Although I vaguely remember reading a post a few years ago that said you can still be tax resident in the UK even if you have not lived there for a long time, it still sounds strange.

Can anyone help clarify the situation here?

Many thanks in advance.

hendersontax
Posts:33
Joined:Wed Jun 19, 2019 5:04 pm
Location:Manchester
Contact:

Re: Tax residency when living abroad (in EU)

Postby hendersontax » Fri Jan 10, 2020 6:23 pm

Cannot comment on the position in the EU country but feel free to get in touch to discuss how the UK side. You cannot be UK tax resident if you don't spend any time here. If you're spending some time here then you'd need to look at the Statutory Residence Test. You'd expect the UK pension to be taxable in the UK as UK-sourced income but you would need to consider whether a double tax treaty would override that - though if you are non-resident in both the UK and the country in which you live (this would be very unusual) then the treaty will not be of any assistance.
Tom Henderson ATT(Fellow) CTA
tom@henderson.tax
henderson.tax

flyaway
Posts:2
Joined:Fri Jan 10, 2020 2:24 pm

Re: Tax residency when living abroad (in EU)

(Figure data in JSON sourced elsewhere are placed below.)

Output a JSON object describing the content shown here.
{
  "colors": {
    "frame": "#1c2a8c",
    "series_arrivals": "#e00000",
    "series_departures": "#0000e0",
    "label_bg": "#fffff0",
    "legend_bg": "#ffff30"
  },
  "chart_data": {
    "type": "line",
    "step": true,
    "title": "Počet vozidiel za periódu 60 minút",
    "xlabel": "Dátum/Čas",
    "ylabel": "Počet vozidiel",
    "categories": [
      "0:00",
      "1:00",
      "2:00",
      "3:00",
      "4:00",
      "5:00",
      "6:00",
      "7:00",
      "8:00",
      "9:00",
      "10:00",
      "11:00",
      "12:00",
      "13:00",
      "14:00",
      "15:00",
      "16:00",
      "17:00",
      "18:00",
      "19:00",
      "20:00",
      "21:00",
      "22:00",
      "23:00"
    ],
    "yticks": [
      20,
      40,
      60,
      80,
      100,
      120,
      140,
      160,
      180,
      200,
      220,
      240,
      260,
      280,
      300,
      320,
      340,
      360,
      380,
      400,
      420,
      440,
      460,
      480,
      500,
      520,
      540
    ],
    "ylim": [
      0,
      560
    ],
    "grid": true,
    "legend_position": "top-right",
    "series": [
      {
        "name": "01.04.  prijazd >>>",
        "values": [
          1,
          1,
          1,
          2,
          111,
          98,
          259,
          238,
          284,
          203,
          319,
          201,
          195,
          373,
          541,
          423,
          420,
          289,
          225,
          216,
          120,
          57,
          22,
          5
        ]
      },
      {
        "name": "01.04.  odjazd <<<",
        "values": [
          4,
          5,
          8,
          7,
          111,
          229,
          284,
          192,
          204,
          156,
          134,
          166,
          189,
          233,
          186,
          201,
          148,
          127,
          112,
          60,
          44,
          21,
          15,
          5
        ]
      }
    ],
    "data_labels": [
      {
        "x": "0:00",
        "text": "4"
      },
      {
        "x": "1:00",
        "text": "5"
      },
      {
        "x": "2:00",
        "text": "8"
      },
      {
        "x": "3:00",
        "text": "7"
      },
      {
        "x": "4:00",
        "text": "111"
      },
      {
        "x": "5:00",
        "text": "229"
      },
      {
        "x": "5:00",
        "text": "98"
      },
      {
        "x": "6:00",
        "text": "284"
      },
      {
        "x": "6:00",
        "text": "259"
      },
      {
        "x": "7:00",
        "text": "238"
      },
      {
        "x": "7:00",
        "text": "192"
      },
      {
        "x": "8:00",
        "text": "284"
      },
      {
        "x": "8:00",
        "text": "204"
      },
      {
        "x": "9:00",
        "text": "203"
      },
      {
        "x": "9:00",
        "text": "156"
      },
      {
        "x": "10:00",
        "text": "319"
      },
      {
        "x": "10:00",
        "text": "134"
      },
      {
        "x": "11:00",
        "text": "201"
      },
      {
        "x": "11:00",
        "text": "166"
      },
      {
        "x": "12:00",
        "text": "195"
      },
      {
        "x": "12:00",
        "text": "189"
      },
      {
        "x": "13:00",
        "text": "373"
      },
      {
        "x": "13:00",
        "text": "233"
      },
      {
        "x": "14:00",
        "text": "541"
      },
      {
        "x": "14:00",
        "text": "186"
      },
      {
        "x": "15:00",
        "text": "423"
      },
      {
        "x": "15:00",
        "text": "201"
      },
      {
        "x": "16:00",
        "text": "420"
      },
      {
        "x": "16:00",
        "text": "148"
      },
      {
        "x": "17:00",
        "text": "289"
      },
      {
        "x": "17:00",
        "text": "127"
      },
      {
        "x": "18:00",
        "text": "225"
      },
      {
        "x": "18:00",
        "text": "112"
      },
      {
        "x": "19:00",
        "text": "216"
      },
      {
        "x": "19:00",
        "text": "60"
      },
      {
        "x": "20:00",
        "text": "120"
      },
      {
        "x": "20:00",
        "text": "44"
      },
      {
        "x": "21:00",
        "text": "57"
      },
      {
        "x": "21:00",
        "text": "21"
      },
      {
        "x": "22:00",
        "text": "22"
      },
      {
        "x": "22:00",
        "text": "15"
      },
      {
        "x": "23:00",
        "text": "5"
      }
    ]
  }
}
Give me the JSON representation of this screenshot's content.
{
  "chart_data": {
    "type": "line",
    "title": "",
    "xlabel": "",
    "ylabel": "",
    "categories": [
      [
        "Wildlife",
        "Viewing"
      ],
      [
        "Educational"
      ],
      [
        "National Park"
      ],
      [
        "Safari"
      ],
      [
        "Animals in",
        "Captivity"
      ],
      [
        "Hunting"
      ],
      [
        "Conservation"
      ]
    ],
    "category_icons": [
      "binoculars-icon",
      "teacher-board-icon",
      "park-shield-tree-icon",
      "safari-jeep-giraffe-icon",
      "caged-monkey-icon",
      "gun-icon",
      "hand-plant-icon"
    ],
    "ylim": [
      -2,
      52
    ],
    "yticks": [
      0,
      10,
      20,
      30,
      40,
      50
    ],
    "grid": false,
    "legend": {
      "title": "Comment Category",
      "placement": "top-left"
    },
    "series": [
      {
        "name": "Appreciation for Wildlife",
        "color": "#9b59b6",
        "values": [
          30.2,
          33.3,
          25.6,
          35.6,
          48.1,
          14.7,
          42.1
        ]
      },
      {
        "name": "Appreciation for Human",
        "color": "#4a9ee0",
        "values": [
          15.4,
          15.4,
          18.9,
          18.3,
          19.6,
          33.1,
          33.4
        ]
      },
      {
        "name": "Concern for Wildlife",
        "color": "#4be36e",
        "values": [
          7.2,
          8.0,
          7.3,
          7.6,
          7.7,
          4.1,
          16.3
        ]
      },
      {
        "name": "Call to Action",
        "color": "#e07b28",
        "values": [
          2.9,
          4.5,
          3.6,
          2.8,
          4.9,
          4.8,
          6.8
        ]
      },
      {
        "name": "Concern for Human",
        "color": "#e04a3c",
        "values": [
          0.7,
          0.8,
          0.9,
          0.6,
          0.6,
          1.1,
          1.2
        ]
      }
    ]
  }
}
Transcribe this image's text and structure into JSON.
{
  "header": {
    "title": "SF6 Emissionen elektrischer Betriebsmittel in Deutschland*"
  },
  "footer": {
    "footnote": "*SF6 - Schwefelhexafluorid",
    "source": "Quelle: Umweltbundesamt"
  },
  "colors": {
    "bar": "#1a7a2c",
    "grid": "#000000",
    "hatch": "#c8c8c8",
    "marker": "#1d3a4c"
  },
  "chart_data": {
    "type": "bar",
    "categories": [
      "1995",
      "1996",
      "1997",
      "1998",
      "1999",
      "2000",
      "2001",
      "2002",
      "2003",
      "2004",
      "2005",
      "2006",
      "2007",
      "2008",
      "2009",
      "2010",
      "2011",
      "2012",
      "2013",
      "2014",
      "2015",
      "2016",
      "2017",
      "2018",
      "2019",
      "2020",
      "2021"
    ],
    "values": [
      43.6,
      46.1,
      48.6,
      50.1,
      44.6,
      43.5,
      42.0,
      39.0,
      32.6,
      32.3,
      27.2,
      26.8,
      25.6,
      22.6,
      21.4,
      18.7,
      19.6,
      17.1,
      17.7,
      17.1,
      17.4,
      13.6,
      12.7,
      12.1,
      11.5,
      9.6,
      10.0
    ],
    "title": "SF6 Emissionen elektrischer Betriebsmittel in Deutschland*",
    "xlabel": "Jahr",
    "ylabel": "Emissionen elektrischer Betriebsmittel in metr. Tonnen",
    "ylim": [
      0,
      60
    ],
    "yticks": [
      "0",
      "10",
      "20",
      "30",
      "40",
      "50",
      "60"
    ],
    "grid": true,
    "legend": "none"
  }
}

Postby flyaway » Sat Jan 11, 2020 4:14 pm

You cannot be UK tax resident if you don't spend any time here
Thanks very much for your reply. Sounds like a misunderstanding as I suspected, and I need to go back to the local tax office in the EU country and start again.

So if I am not resident in the UK, then surely I must be resident in the EU country. The double taxation treaty says: .....[private] pensions and other similar remuneration paid in consideration of past employment to
a resident of a Contracting State and any annuity paid to such a resident shall be taxable only in that State.
To me, this is clear that the tax has to be paid in the EU country.

Paying the tax to the EU country will be easy, of course! Re-claiming it back from the UK, not so easy. Maybe there is some way to stop it being taxed at source, but I have not found this way so far.

maths
Posts:8507
Joined:Wed Aug 06, 2008 3:25 pm

Re: Tax residency when living abroad (in EU)

Postby maths » Sat Jan 11, 2020 4:48 pm

The position is clear.

It is possible to not be resident anywhere. In such a case no double tax agreement is relevant.

If not resident anywhere the taxability of any income will (generally speaking) be determined by the country's domestic tax regime in which such income arises eg someone not resident anywhere is still liable to UK income tax on UK source income.

A taxpayer resident nowhere cannot simply choose where to be taxed.